By Alison@Creekside
Last week, the Star published a half dozen articles based on secret memos and a 70-page slide show about the Cons’ 2015 election war room strategies, anonymously leaked to them, and as presented to the Conservative National Council (above) by Harper’s former dcomm and now executive director of the CPC, Dimitri Soudas:
“Everything we do is part of the strategy to ensure we win in 2015 with another majority government”
The campaign is slated to start this spring.
“Everything” includes a “drive, disrupt, disunity” campaign targeting Justin Trudeau from within the upcoming Liberal convention, led by:
“Soudas, Industry Minister James Moore (or Heritage Minister Shelly Glover as backup), former PMO chief of staff Guy Giorno, and a “yet-to-be-determined” Conservative who will be blogging for Macleans [sic] magazine”;
leveraging Laureen into the public eye; and data-scraping comments under articles, Twitter, and Facebook for possible supporters to add to their CIMS/CVote database.
Blurring the lines between the public service and the Con Party, on our dime, has been a Con specialty.
Prior to the last election, one of Jason Kenney’s staffers was forced to resign after sending out a Con fundraising letter to target “very ethnic” ridings on Immigration Ministry letterhead. He was then rehired and given a promotion in the same ministry three months later.
In March of 2013, Michael Sona, Con volunteer in the 2011 election fraud riding of Guelph who afterwards became a staffer to Dimitri Soudas’ wife, MP Eve Adams, tweeted about Hill staffers building the CIMS:
That would be gov staffers in the public service working on the Hill adding info about Canadians to a partisan Con Party election campaign database.
And, as reported in The Tyee, in the same month Blogging Tory founder Stephen Taylor bragged to his Enbridge and TransCanada-sponsored “Big Data” audience at the Manning Centre for Building Democracy about the Conservative Caucus Research Bureau using taxpayer dollars to micro-target voters in 2008:
“[The party] sent out, I think, probably a hundred million pieces of mail. Paid for by the taxpayer, I should say. They were each barcoded, and they were each very issue-specific. Most people would sort of ignore it or say ‘this is garbage.’ But the few people who would actually send it back and say ‘Hell yeah, that’s what I’m all about’ — you would be able to put them in a database.”

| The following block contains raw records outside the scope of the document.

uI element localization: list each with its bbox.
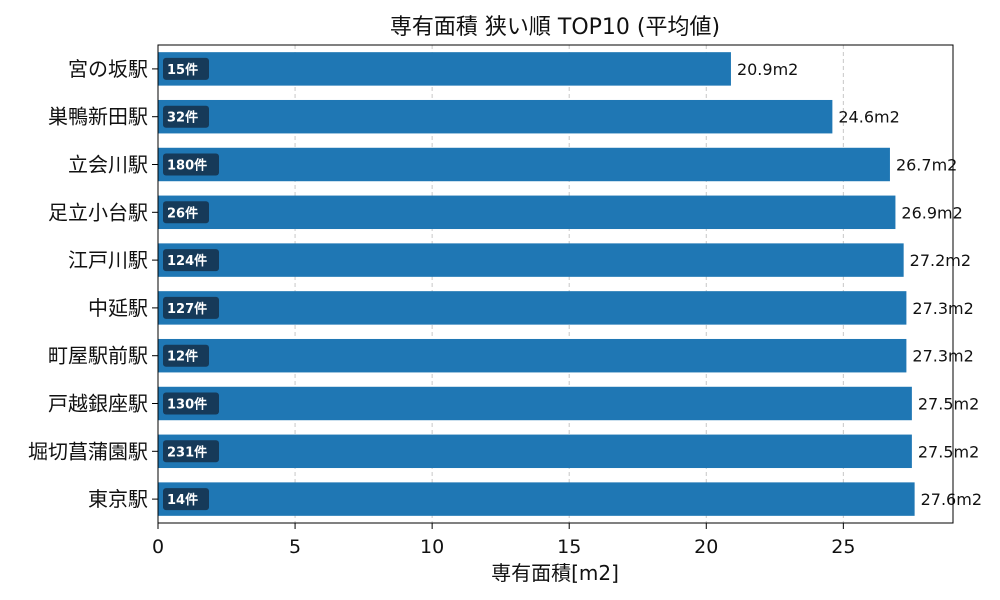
x-tick-label: 10 [420, 536, 444, 558]
bar [158, 196, 895, 229]
value-label: 27.6m2 [921, 490, 982, 509]
x-axis-label: 専有面積[m2] [491, 561, 619, 585]
y-axis-ticks: 宮の坂駅巣鴨新田駅立会川駅足立小台駅江戸川駅中延駅町屋駅前駅戸越銀座駅堀切菖蒲園… [28, 57, 158, 511]
x-tick-label: 0 [152, 536, 164, 558]
count-label: 14件 [167, 492, 198, 508]
bar [158, 100, 832, 133]
value-label: 27.2m2 [910, 251, 971, 270]
value-label: 27.3m2 [912, 347, 973, 366]
value-label: 26.9m2 [901, 203, 962, 222]
count-label: 127件 [167, 301, 207, 317]
count-label: 180件 [167, 158, 207, 174]
x-tick-label: 5 [289, 536, 301, 558]
value-label: 26.7m2 [896, 156, 957, 175]
value-label: 27.3m2 [912, 299, 973, 318]
bar [158, 243, 904, 276]
count-label: 12件 [167, 349, 198, 365]
count-label: 32件 [167, 110, 198, 126]
y-tick-label: 戸越銀座駅 [48, 392, 148, 416]
y-tick-label: 立会川駅 [68, 153, 148, 177]
chart-title: 専有面積 狭い順 TOP10 (平均値) [390, 15, 720, 40]
y-tick-label: 東京駅 [88, 487, 148, 511]
y-tick-label: 巣鴨新田駅 [48, 105, 148, 129]
count-label: 231件 [167, 444, 207, 460]
value-label: 20.9m2 [737, 60, 798, 79]
count-label: 130件 [167, 397, 207, 413]
x-tick-label: 20 [694, 536, 718, 558]
count-label: 124件 [167, 253, 207, 269]
y-tick-label: 町屋駅前駅 [48, 344, 148, 368]
bar [158, 148, 890, 181]
bar [158, 52, 731, 85]
value-label: 27.5m2 [918, 442, 979, 461]
bar [158, 339, 906, 372]
x-tick-label: 15 [557, 536, 581, 558]
y-tick-label: 堀切菖蒲園駅 [28, 439, 148, 463]
value-label: 27.5m2 [918, 395, 979, 414]
y-tick-label: 宮の坂駅 [68, 57, 148, 81]
bars-group: 15件 20.9m2 32件 24.6m2 180件 26.7m2 26件 26.9m2 124… [158, 52, 982, 516]
y-tick-label: 中延駅 [88, 296, 148, 320]
count-label: 15件 [167, 62, 198, 78]
x-tick-label: 25 [831, 536, 855, 558]
bar [158, 482, 915, 515]
y-tick-label: 足立小台駅 [48, 200, 148, 224]
x-axis-ticks: 0 5 10 15 20 25 [152, 523, 855, 558]
bar [158, 291, 906, 324]
count-label: 26件 [167, 205, 198, 221]
bar [158, 435, 912, 468]
bar [158, 387, 912, 420]
y-tick-label: 江戸川駅 [68, 248, 148, 272]
value-label: 24.6m2 [838, 108, 899, 127]
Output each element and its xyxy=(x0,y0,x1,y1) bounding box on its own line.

The Tyee also reported that, “from now until the next election,” the School of Practical Politics at the Manning Centre would “be training thousands of volunteers online and at the school’s new campus in Calgary.”
The newly leaked docs from the Star indicate the sort of thing they might be up to. On data-mining Facebook:
“The slide show points to radio station CFRA’s Lowell Green, whom it identifies as an ‘Ottawa based conservative leaning talk show host.’ It says a ‘recent Facebook posting—non-issue’ received 55 Facebook ‘likes.’ The document says the party was able to ‘positively identify 38 constituents (70 per cent ID rate).’ Of those 38, it said five ‘are current members/donors.'”
A simple Facebook application can be used to ask “Have you voted yet?”:
If a voter clicks yes, “I voted,” the party would then place a badge in their friends’ news feeds saying “I Have Voted, Have You?”
Notably, the Fair Elections Act that the Cons are in such a rush to bash through Parliament paves the way for such online get-out-the-vote tactics. No mention is made in it of data scoping, while targeting and contacting “current members/donors” like those mentioned above will no longer count as an election campaign expense after the writ is dropped.
And with Elections Canada’s investigatory function now relocated to the Office of the Director of Public Prosecutions under Peter MacKay, we’ll likely never get to hear about how our tax dollars and the Cons’ new legislation are working hand-in-hand to win them another majority.